Los Cabrones também é cerveja!

Banda faz show de lançamento neste sábado, no Blessed Hop

Bruno Ribeiro. Cervejeiro artesanal elaborou uma American Pale Ale e criou o rótulo
Foto: Rogério Bordignon

Neste sábado (24), a partir das 21 horas, será apresentado o show ‘Los Cabrones Plugado’ no bar Blessed Hop, ocasião em que a banda lançará sua cerveja artesanal e comemorará o aniversário do vocalista Fábio Tieni com amigos e frequentadores desta casa que comercializa cervejas especiais. O couvert artístico tem valor de R$ 5,00 por pessoa.

A Los Cabrones é conhecida por suas interpretações acústicas de sucessos do rock nacional e internacional. “Quando nos apresentamos, o Zé Carlinhos Monnazzi e o Gustavo Martins tocam violão elétrico e baixolão, respectivamente. Desta vez, eles tocarão guitarra e baixo elétricos, daí o nome do show ‘Los Cabrones Plugado’”, resume Tieni. Além dos três, a banda tem Éder Palma na bateria.

No dia 13 de julho de 2016, a banda Los Cabrones se apresentou pela primeira vez no extinto Segundo Turno Rock Bar, em ocasião da comemoração ao ‘Dia Mundial do Rock’. “Atendemos ao convite do José Pereira (então dono do estabelecimento) e da Carol Salvini, que naquela época atuava pela TVM e atualmente colabora com informações no site de A Comarca”, lembra Tieni.

A Los Cabrones fará neste sábado (24) a sua 63ª apresentação. A cerveja artesanal que será lançada é a primeira que leva o nome de uma banda de Matão. Foi elaborada por Bruno Henrique Ribeiro, cuja produção leva o nome Ribeer. “A ‘Los Cabrones’ é uma American Pale Ale (APA) de corpo médio”, comenta Bruno, formado em Publicidade e Propaganda.

“Nela há toques de caramelo e notas amanteigadas sutis, percebendo-se também notas frutadas em intensidade médio-forte. Herda características terrosas e herbais, vindas do lúpulo”, sintetiza Bruno, também responsável pela criação do rótulo. “‘Los Cabrones’ nos remete ao México, onde o Dia de Finados é celebrado com muita música e fantasias de caveiras; assim veio a inspiração”, cita.

O CERVEJEIRO

Matonense de berço, Bruno foi levado por seu pai Osvaldo (Telo) a vários encontros festivos. “Sempre considerei aqueles ambientes muito alegres e divertidos. Com o passar dos anos, percebi que a cerveja era o item fundamental dos encontros. Procurei entender mais sobre essa bebida tão popular quanto social, transformando-me em um apaixonado por cervejas”, diz Bruno.

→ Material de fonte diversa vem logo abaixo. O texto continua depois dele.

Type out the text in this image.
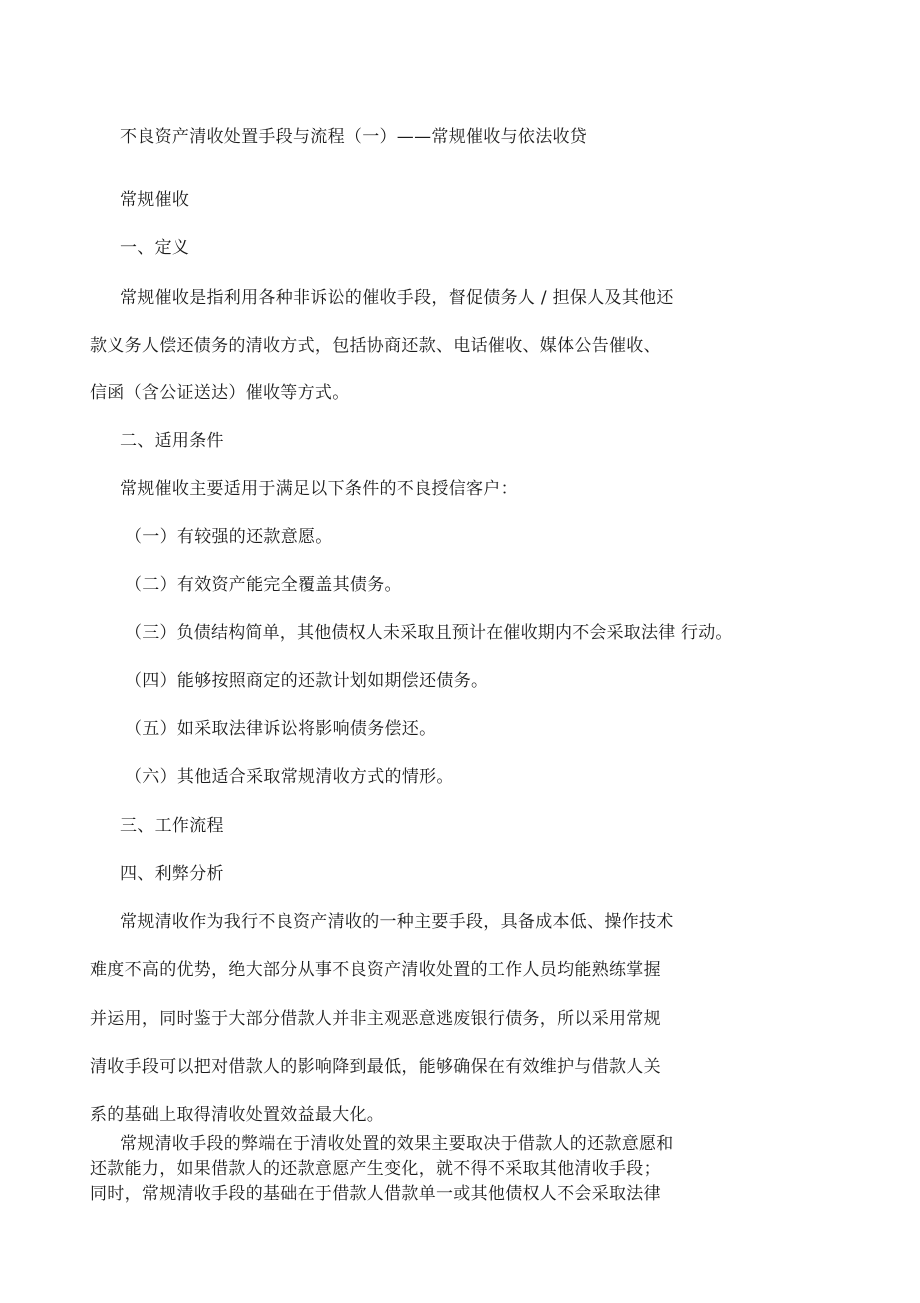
不良资产清收处置手段与流程（一）——常规催收与依法收贷
常规催收
一、定义
常规催收是指利用各种非诉讼的催收手段，督促债务人 / 担保人及其他还
款义务人偿还债务的清收方式，包括协商还款、电话催收、媒体公告催收、
信函（含公证送达）催收等方式。
二、适用条件
常规催收主要适用于满足以下条件的不良授信客户：
（一）有较强的还款意愿。
（二）有效资产能完全覆盖其债务。
（三）负债结构简单，其他债权人未采取且预计在催收期内不会采取法律 行动。
（四）能够按照商定的还款计划如期偿还债务。
（五）如采取法律诉讼将影响债务偿还。
（六）其他适合采取常规清收方式的情形。
三、工作流程
四、利弊分析
常规清收作为我行不良资产清收的一种主要手段，具备成本低、操作技术
难度不高的优势，绝大部分从事不良资产清收处置的工作人员均能熟练掌握
并运用，同时鉴于大部分借款人并非主观恶意逃废银行债务，所以采用常规
清收手段可以把对借款人的影响降到最低，能够确保在有效维护与借款人关
系的基础上取得清收处置效益最大化。
常规清收手段的弊端在于清收处置的效果主要取决于借款人的还款意愿和
还款能力，如果借款人的还款意愿产生变化，就不得不采取其他清收手段；
同时，常规清收手段的基础在于借款人借款单一或其他债权人不会采取法律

“Em 2014 me mudei de São Paulo para a Irlanda, com o objetivo de estudar a língua inglesa. Tive a oportunidade de conhecer a cultura deles; e a cerveja não poderia ficar de fora, já que a Irlanda é o quarto país que mais consome cerveja. Com fácil acesso às melhores cervejas do mundo, tive o prazer de degustá-las e conhecer algumas cervejarias na Europa”, conta.

Bruno lembra que, certa vez, perguntou a um professor irlandês qual era a sua cerveja preferida. “Disse-me que era a que ele fazia em casa, e isso me deixou mais curioso ainda. Ao regressar para o Brasil, senti muita falta da qualidade das cervejas bebidas lá fora e decidi fazer a minha própria cerveja, de forma simples, em casa”, relata.

A produção começou em junho de 2017. “Encaixo-me como um homebrewing, ou seja, quem produz cervejas em pequena escala para fins pessoais e não comerciais. Tornou-se meu hobby preferido, sendo que consegui unir meu pai, minha mãe (Ivone) e meu irmão (Haroldo, quando em Matão) nessa brincadeira saborosa”, comenta Bruno.

“Sou cervejeiro iniciante. Com somente oito meses, tenho três rótulos: Pale Ale, Indian Pale Ale (IPA) e Dry Stout. No próximo mês de abril, terei uma receita de Weiss (trigo) para completar os quatro estilos que mais aprecio”, perspectiva. “Indiferentemente do tipo e da qualidade, a cerveja é reconhecida como agregador de grupos distintos, com objetivo maior de unir pessoas e socializar”, resume Bruno.